O por el contrario, se reiría, apartando el cuchillo y explicándome lo tonta que era y lo engañada que estaba, como el día de mi boda.

No sonrió.

—Sabía que olvidaba algo.

Dejé salir el aire lentamente. El alivio no apareció: el miedo reprimido y la espera seguían allí, ardiendo por mis venas, provocando un temblor en mis manos.

—Dime la verdad —dije. Al menos mi voz sonaba firme—. ¿Quieres ser libre, verdad?

Levantó las cejas.

—¿Por qué tengo la impresión de que estás a punto de ofrecerme un trato?

—Uno muy bueno. Te daré el cuchillo y buscaremos tu nombre juntos.

—Seguimos siendo enemigos —dijo.

—Por supuesto. Y seguiré intentando vencerte y tú seguirás intentando detenerme, pero mientras, buscaremos tu nombre.

Esperé. Sabía qué diría a continuación: «déjame hacer algo con esas manos vírgenes y tendremos un trato». Era lógico pues, obviamente, podía coger el cuchillo tantas veces como quisiera y si seguía siendo virgen, podía usarlo para cumplir la Rima.
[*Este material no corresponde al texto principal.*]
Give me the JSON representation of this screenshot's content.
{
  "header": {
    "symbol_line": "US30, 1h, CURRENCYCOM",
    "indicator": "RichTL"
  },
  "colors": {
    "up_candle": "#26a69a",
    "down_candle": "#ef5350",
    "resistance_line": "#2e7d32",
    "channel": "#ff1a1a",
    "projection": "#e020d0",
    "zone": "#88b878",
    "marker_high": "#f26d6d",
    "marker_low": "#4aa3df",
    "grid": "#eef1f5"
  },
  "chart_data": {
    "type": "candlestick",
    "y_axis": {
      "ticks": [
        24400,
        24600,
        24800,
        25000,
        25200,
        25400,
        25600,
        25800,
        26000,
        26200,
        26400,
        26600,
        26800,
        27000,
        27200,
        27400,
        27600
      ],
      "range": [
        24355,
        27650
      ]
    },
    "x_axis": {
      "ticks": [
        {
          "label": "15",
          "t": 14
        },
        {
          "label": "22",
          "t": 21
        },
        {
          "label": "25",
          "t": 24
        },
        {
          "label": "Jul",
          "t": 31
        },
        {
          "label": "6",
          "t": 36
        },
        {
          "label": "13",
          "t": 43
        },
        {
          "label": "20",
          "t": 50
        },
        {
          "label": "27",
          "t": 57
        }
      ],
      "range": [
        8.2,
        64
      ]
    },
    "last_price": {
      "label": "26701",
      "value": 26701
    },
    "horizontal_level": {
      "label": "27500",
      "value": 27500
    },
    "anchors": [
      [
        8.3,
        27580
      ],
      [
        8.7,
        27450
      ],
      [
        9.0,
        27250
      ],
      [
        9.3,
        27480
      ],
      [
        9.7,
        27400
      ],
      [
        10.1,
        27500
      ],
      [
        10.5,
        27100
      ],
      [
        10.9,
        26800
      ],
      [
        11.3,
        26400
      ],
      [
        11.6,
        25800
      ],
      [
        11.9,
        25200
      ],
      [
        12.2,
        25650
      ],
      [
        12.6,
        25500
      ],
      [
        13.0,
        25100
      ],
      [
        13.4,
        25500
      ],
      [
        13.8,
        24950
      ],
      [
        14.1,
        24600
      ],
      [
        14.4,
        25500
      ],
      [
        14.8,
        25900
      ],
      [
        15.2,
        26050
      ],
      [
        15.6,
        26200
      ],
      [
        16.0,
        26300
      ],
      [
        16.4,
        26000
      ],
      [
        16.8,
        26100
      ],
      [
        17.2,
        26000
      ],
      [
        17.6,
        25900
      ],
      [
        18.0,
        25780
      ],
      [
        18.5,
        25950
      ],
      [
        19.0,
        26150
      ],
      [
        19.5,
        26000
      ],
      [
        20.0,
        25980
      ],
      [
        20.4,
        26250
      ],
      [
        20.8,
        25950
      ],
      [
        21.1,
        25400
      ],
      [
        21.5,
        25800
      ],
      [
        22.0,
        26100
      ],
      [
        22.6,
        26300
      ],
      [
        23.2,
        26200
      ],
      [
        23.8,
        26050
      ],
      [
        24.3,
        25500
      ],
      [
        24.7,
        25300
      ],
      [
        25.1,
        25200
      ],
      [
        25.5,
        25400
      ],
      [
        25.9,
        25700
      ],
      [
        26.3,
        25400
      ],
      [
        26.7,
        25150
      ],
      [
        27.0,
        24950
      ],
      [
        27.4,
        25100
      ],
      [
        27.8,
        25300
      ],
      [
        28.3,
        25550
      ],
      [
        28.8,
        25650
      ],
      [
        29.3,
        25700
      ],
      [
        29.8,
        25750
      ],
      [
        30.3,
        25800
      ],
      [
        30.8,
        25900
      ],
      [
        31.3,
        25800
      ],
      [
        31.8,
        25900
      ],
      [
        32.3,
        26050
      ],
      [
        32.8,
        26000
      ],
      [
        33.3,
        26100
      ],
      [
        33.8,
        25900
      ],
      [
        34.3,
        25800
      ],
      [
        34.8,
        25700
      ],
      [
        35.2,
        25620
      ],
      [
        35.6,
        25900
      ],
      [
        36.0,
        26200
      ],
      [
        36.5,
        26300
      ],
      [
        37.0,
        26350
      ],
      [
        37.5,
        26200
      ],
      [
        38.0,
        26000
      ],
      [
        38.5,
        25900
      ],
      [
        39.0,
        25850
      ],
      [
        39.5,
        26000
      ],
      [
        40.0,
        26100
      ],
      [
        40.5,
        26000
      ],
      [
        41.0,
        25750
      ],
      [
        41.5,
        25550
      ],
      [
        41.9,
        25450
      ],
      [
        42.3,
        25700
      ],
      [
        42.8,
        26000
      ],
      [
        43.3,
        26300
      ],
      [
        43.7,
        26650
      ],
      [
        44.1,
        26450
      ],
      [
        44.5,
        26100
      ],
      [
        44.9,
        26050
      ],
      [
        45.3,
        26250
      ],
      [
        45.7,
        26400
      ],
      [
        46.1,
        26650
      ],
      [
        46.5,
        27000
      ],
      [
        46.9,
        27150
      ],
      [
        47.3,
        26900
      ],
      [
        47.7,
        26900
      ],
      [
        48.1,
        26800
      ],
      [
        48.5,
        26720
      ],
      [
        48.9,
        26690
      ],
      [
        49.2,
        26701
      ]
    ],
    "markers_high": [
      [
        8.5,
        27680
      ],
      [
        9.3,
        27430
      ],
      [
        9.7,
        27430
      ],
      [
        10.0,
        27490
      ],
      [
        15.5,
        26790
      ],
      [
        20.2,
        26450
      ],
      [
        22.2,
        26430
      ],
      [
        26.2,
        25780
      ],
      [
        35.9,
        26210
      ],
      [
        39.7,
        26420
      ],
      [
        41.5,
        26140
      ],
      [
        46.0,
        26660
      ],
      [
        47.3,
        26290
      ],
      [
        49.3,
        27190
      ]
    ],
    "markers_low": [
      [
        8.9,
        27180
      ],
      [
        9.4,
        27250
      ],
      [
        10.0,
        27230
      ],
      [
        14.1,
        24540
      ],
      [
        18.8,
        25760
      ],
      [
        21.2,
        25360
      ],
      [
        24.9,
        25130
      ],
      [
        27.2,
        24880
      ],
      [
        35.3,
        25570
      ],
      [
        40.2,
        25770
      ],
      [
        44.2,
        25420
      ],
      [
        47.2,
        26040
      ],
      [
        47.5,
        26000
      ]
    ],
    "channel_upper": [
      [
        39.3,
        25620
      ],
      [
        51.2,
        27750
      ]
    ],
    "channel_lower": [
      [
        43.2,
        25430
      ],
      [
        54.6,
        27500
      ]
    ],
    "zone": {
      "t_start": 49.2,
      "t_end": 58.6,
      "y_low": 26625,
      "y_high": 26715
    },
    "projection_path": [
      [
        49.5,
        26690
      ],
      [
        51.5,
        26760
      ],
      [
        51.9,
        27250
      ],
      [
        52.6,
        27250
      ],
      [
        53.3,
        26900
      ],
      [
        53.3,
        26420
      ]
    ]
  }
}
No importaba lo mucho que deseara sus besos, la mera idea de dejar que me poseyera seguía aterrorizándome. Pero había llegado hasta allí preparada para mucho más. No podía echarme atrás.

—Trato —dijo.

Parpadeé. Él extendió la mano y me agarró la muñeca.

—¡Muy bien! —Alejé el cuchillo.

Agarrándome la muñeca, lo cogió y lo lanzó al otro lado de la habitación.

—¿Te preocupa el cuchillo, pero no mis manos? —le exigí.

—Bueno, soy el poderoso Señor de los Demonios y tengo tu cuchillo. Me parece justo dejarte algo de ventaja.

—Pero… —Me di cuenta avergonzada de que, a pesar del alivio, también estaba decepcionada. Me sonrojé.

Sonrió como si lo supiera y me besó la palma de la mano.

Le di una bofetada.

—No me hagas perder el tiempo —dije secamente y salí de la cama.